A reported 90 million migrants and refugees in Europe live on average longer than the rest of the European population and face lower risks of developing ill health and going to the hospital, according to a recent report released by the World Health Organization (WHO).
However, this advantage tends to decrease over the years spent in host countries, according to the report on the health of refugees and migrants in the European region, based on 13,000 documents from 53 countries in the area.
The report, said Italian Health Minister Giulia Grillo, highlights that ''there is no increase in the transmission of infectious diseases by the migrant population."
Data from WHO report
The report, which is the first of its kind, said that migrants represent about 10 percent of the general population and have a lower mortality rate for diseases including cancer. However, migrants and refugees tend to develop over the years the diseases that are most common in the areas where they are living. Chronic diseases like obesity and diabetes have a lower rate among those who have recently travelled to the European region but tend to increase over the years and to converge with the rest of the population in the host country.
Migrants nevertheless have more accidents at work and problems during pregnancy and in early childhood.
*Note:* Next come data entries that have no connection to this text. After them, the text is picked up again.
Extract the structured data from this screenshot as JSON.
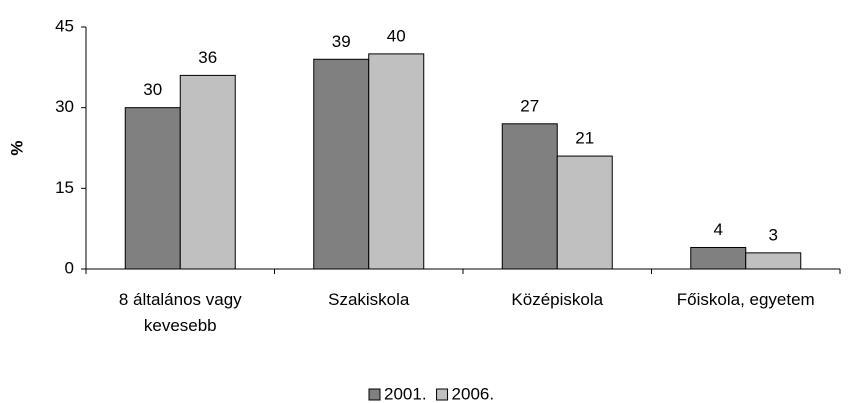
{
  "chart_data": {
    "type": "bar",
    "ylabel": "%",
    "categories": [
      "8 általános vagy kevesebb",
      "Szakiskola",
      "Középiskola",
      "Főiskola, egyetem"
    ],
    "series": [
      {
        "name": "2001.",
        "color": "#808080",
        "values": [
          30,
          39,
          27,
          4
        ]
      },
      {
        "name": "2006.",
        "color": "#c0c0c0",
        "values": [
          36,
          40,
          21,
          3
        ]
      }
    ],
    "ylim": [
      0,
      45
    ],
    "yticks": [
      0,
      15,
      30,
      45
    ],
    "legend": "bottom"
  }
}
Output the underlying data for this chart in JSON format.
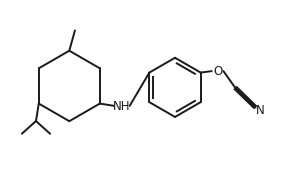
{
  "bg_color": "#ffffff",
  "line_color": "#1a1a1a",
  "text_color": "#1a1a1a",
  "label_NH": "NH",
  "label_O": "O",
  "label_N": "N",
  "line_width": 1.4,
  "font_size": 8.5
}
They are much more exposed to depression and post-traumatic stress disorder, a problem that concerns up to 36 percent of refugees and 2 percent of migrants, according to the report.
Moreover, a higher percentage of infectious diseases has been recorded among foreigners, including tuberculosis and HIV, which are often contracted during their journey or in the countries of destination. The risk of transmission to the rest of the population is ''very low," the report said. However, in the case of tuberculosis, the report said, 80 percent of transmission cases concern 18 countries in Eastern Europe; only 30 percent of new cases are reported among migrants and refugees in European countries.
Document aimed at downplaying prejudice on migrants' health
Piroska Oestlin, the vice director of WHO Europe, said that ''we often have preconceptions on the health of migrants but we now have concrete solid foundations'' to reduce prejudice. Grillo stressed that, as highlighted by the report, ''there is no public health without the health of refugees and migrants." The new challenge for the national health service is to shift attention ''from the problem of infectious diseases upon arrival in Italy to chronic conditions'', said Grillo.
The report was drafted with the scientific support of the National Institute for the promotion of health of the migrant population and the fight against the diseases of poverty (Inmp), which has just started collaborating with the WHO on the scientific evidence and capacity building regarding migrants' health. ''Only thanks to evidence and research it is possible to have data giving the possibility of addressing precise political choices'' and avoid ''fake alarms'' said the general director of Inmp, Concetta Mirisola.